To validate permissions, ACL Templates are used. These templates are pre-configured settings that handle who can access or modify content without needing complex setup. For example, a user can select a "Team Content" template to allow their team members to edit certain posts, or choose a "Public Portfolio" template to make their work visible to everyone. This system simplifies the process of controlling access, allowing both non-technical users and developers to securely manage permissions effortlessly.

ACL Validator Flow

Blockchain Nodes

Blockchain nodes provide a reliable and accessible interface for managing data. In Lens Storage Nodes, blockchains are utilized to apply ACL (Access Control Layer) metadata by validators through JSONRPC method calls.

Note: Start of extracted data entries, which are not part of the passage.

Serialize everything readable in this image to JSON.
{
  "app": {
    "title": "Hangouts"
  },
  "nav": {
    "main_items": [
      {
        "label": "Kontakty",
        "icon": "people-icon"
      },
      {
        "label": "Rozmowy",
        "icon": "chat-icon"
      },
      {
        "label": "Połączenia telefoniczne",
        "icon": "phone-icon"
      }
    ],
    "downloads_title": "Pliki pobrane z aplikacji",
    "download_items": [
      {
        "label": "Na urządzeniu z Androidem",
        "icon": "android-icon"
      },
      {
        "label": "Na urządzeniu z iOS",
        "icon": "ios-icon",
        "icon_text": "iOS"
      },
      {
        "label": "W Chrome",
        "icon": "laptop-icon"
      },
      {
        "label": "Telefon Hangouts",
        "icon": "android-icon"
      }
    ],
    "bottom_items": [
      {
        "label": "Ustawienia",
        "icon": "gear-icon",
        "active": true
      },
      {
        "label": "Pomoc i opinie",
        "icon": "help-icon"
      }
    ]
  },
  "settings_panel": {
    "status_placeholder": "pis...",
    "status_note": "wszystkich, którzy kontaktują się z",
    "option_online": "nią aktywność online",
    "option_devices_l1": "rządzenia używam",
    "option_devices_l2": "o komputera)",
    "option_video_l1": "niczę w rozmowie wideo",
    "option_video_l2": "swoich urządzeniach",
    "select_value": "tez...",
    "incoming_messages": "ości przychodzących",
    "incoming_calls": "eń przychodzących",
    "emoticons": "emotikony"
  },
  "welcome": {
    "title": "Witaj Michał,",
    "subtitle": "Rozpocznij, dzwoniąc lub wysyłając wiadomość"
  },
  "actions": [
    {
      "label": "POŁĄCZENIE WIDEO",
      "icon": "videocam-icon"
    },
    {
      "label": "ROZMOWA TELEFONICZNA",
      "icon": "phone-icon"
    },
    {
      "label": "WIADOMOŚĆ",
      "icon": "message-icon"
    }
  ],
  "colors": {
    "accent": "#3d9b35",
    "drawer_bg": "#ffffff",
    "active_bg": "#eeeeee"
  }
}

Designed for compatibility with multiple blockchain networks, the architecture is both flexible and scalable, allowing Lens to easily integrate new blockchains as needed. The ACL metadata structure is designed to integrate seamlessly with various blockchain VMs, including:

  • Ethereum
  • Solana
  • Aptos
  • Bitcoin

As market demand grows, Lens can expand its blockchain support easily, maintaining consistent functionality and meeting the growing needs of its users.

Outlook

Lens Storage Nodes will seek to address the scalability challenges of decentralized storage by adopting an S3-compatible standard. This integration will enable seamless connection with high-performance, enterprise-grade storage platforms, allowing efficient management and access to large volumes of data without the typical limitations faced by traditional decentralized systems.

A caching layer will also be implemented on top of the IPFS storage infrastructure, delivering content rapidly and reducing latency. This approach combines the robustness of cloud-based storage with the security and ownership benefits of decentralized systems, providing additionally providing users with a smooth and responsive experience comparable to centralized platforms.

A New Era of Digital Ownership

Lens Storage Nodes are a new, groundbreaking model for web3 content management, combining the scalability of centralized systems with the ownership and transparency of blockchain technology. By enabling mutable storage, smart contract governance, and seamless enterprise integration, they bridge the gap between offchain limitations and blockchain ideals.

This is the future of digital storage—one where users not only own their data but can manage it flexibly and affordably, all while staying true to the principles of decentralization. Lens Storage Nodes are more than a solution; they are the foundation for the next generation of decentralized applications and user empowerment.